A la suite d’une dénonciation, Monsieur Muscat, 5eme candidat de la droite lunelloise déclarée pour les municipales 2026, s’est vu radier de la liste électorale. La radiation, liée à sa durée de résidence au moment de son inscription, illustre une nouvelle fois le climat tendu de la campagne municipale à Lunel.
Aujourd’hui résident et contribuable dans la commune, il pourrait se présenter comme tête de liste… sans pouvoir voter pour lui-même.

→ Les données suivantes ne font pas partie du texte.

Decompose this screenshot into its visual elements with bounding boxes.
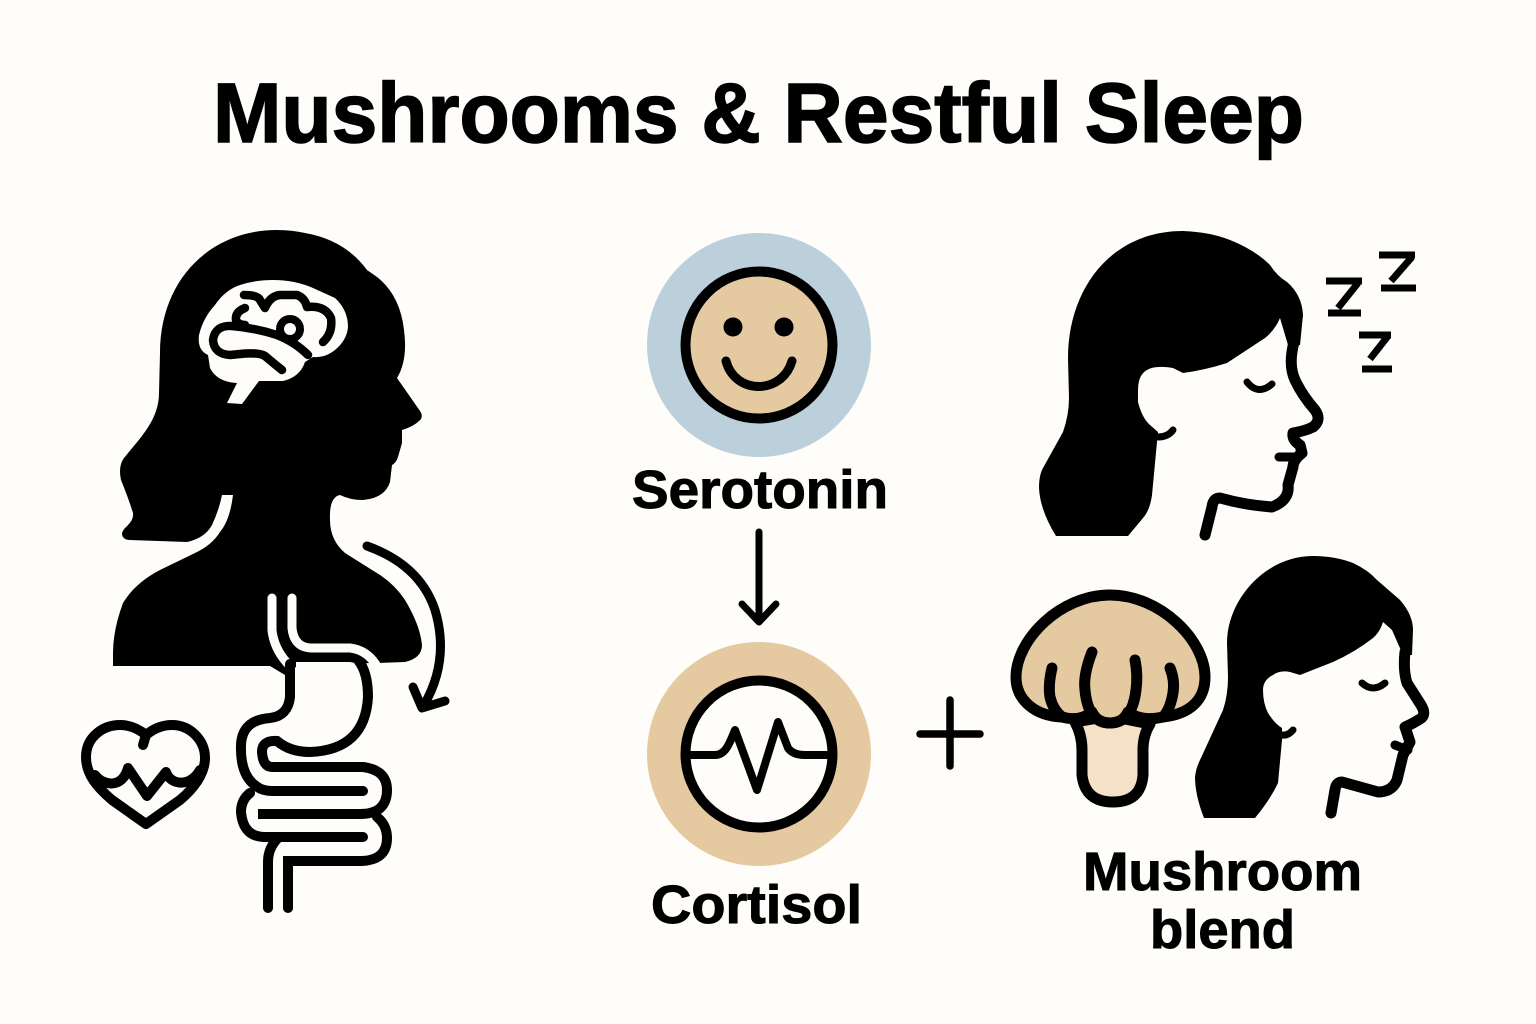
silhouette: hair: [1039, 231, 1303, 536]
silhouette: hair: [1195, 556, 1413, 818]
icon: pulse circle: [647, 642, 871, 866]
label: Serotonin: Serotonin: [632, 460, 888, 520]
panel: head silhouette with brain and gut: [86, 230, 445, 908]
silhouette: head and shoulders: [113, 230, 422, 675]
icon: plus sign: [920, 700, 980, 766]
icon: heart with pulse: [86, 725, 205, 824]
label: Mushroom blend: Mushroom: [1083, 842, 1362, 902]
icon: sleep Z letters: [1326, 255, 1416, 369]
icon: digestive tract: [241, 598, 387, 908]
label: Mushroom blend: [1083, 842, 1362, 960]
label: Mushroom blend: blend: [1150, 900, 1295, 960]
icon: mushroom: [1016, 595, 1205, 802]
panel: cortisol: [647, 642, 871, 935]
arrow: curved downward: [367, 546, 445, 708]
title: Mushrooms & Restful Sleep: [213, 66, 1304, 160]
icon: brain: [199, 280, 348, 404]
face profile: [1282, 652, 1424, 813]
label: Cortisol: Cortisol: [651, 875, 862, 935]
face profile: [1158, 342, 1318, 535]
panel: sleeping head: [1039, 231, 1416, 536]
arrow: serotonin to cortisol: [742, 532, 776, 622]
icon: smiling face: [647, 233, 871, 457]
panel: mushroom blend: [1016, 556, 1424, 960]
panel: serotonin: [632, 233, 888, 520]
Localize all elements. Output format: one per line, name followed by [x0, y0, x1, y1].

Mais au-delà du cas individuel, c’est la division à droite – héritée des tensions autour de l’ancienne majorité de Pierre Soujol – qui pèse sur le débat local. Les candidatures issues de ces ruptures successives donnent le sentiment d’une campagne davantage marquée par les rivalités personnelles que par les projets pour la ville.

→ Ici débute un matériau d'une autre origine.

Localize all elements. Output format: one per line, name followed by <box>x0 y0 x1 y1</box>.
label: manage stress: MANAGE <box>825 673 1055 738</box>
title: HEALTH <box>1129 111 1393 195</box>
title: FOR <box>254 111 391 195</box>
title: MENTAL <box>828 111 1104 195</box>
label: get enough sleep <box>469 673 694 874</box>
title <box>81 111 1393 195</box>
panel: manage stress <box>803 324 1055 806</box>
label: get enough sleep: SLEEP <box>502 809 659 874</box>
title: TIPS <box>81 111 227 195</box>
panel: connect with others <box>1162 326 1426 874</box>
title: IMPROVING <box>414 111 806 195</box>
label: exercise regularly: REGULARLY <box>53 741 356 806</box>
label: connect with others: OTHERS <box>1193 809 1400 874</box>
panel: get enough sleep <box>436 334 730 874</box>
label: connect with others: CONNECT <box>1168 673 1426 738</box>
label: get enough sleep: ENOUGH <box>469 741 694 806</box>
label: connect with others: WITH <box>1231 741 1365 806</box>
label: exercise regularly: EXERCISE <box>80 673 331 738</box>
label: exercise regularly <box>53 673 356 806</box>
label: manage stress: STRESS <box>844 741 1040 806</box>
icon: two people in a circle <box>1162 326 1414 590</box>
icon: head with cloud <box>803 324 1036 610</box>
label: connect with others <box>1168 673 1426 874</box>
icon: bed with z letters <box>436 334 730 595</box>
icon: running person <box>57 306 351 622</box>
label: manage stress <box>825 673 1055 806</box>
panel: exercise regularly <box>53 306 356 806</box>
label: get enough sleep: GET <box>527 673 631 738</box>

Pendant ce temps, les habitants parlent logement, factures, emploi, cadre de vie. Ils veulent des solutions concrètes, un bilan des mandats précédents qui n’ont en rien amélioré le chômage et la précarité, et sans doute pas des règlements de comptes.
À force de transformer la politique en feuilleton, on finit par éloigner encore plus les citoyen·nes des urnes. Lunel mérite un débat d’idées, pas un « Amour, Gloire et Beauté » version municipale.